Nisso... dizem... que surgiu uma “luz” diferente e bem intensa que foi se espalhando pelo corpo da mulher e, de repente, os sinais vitais voltaram e, está lá a mulher, se recuperando de uma cirurgia daquelas como se fosse de uma gripezinha qualquer. Dá pra entender?


Depois, no caminho  eu te conto mais uns detalhes, mas essa é a conversa da semana lá no HUF.

Os dois terminaram o café da manhã avisaram a Zezé que estavam de saída e foram para mais um dia de lutas e imprevistos. No caminho, ele recontou a história misteriosa da D. Irene e também lembrou-se de contar algo importante para a esposa.

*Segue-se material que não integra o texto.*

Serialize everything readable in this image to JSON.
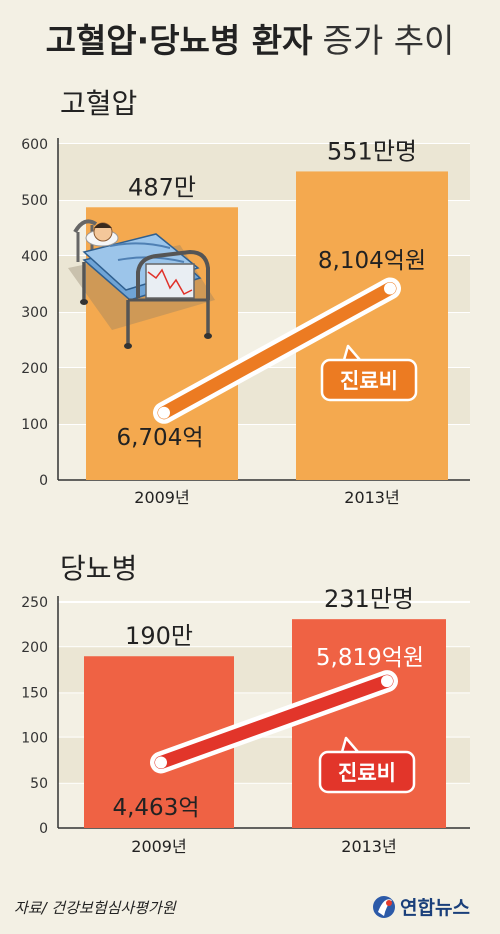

Ah! Querida! Não falei ontem porque, francamente, aquela história toda do Emanuel da Mannu bagunçou tanto a minha cabeça que eu até esqueci... Lembra do telefonema, que eu atendi na hora da conversa com ela?

Sim, lembro, claro...

Então... o sujeito se identificou como um tal de Fábio, tio da Lívia. Pediu pra falar com a menina, mas eu preferi dizer que ela já estava dormindo... primeiro porque eu quero averiguar essa história, saber se é verdade mesmo... Segundo, porque se eu chamasse a menina iria interromper, de novo, a tal da história da Mannu e a culpa ia acabar sendo minha, então...

 Claro... acho que você fez bem mesmo, até porque não se sabe se é mesmo tio dela ou aquele “padrasto” louco que a Zezé comentou. Irmão da D. Irene então... isso seria muito bom! Pelo menos ela não estaria completamente sozinha depois de tudo isso.

Sim, isso seria bom mesmo. Ele disse que quer falar comigo, vai ao Hospital hoje e pediu para ver a irmã etc. Disse, inclusive, que qualquer despesa dela ele vai pagar direitinho etc... Será? Bom, pague ou não pague, a mulher está viva né?!

É amor... que bom! Isso é o que importa de fato.

Em casa, as duas acabavam de acordar e chamaram a Zezé para saber porque estava ainda escuro.

É porque está uma chuva e tanto lá fora! Se vocês quiserem dormir mais um pouquinho, aproveitem!

HUUUUUMMMM... se espreguiçou a Mannu...

A Lívia, preocupada em ver a mãe, não quis saber de dormir mais.

Eu acho que eu vou “acordar”, porque eu tenho que  fazer tarefa, e ir ver a mamãe ainda...



Lívia, você não “vai acordar,” porque você já está “acordada”... você está até falando... Disse a Mannu, se espreguiçando de novo pra ter coragem de sair da cama.

É... é mesmo... então, eu vou “levantar”...

Você vai levantar o quê? O colchão? Perguntou a Zezé aproveitando a provocação da Mannu.

Como assim Zezé? perguntaram as duas ao mesmo tempo...

A Zezé riu e disse que estava só brincando com a Lívia, porque, na verdade, ela tinha usado um verbo “acidentalmente” pronominal, só que sem o pronome.

Ih... não entendi Zezé... Disse a Lívia

Nem eu, disse a Mannu fazendo uma careta. A aula já começou é? Nós nem tomamos café ainda... reclamou ela.

Zezé riu e falou:

Não minhas princesas! Ninguém merece acordar com gramática nos ouvidos né? 

Mas acho que vou explicar assim mesmo tá? Basta vocês saberem que esse tipo de verbo vem, às vezes,  junto com um pronome. No caso dela, seria “me levantar”, porque ela está falando dela mesma. Se ela disser só “levantar” fica faltando alguma coisa... ela vai levantar o quê? Nesse caso, é ela mesma, então ela deve dizer: Vou “me” levantar... Entenderam?

Hummm... mais ou menos Zezé! Mas eu não tô querendo entender agora... Quero ir comer isso sim. Disse a Mannu com a completa concordância da Lívia.


Tem razão Mannu! Nada de gramática de manhã e com o estômago vazio! HUMPF !!!! Ninguém merece mesmo!!!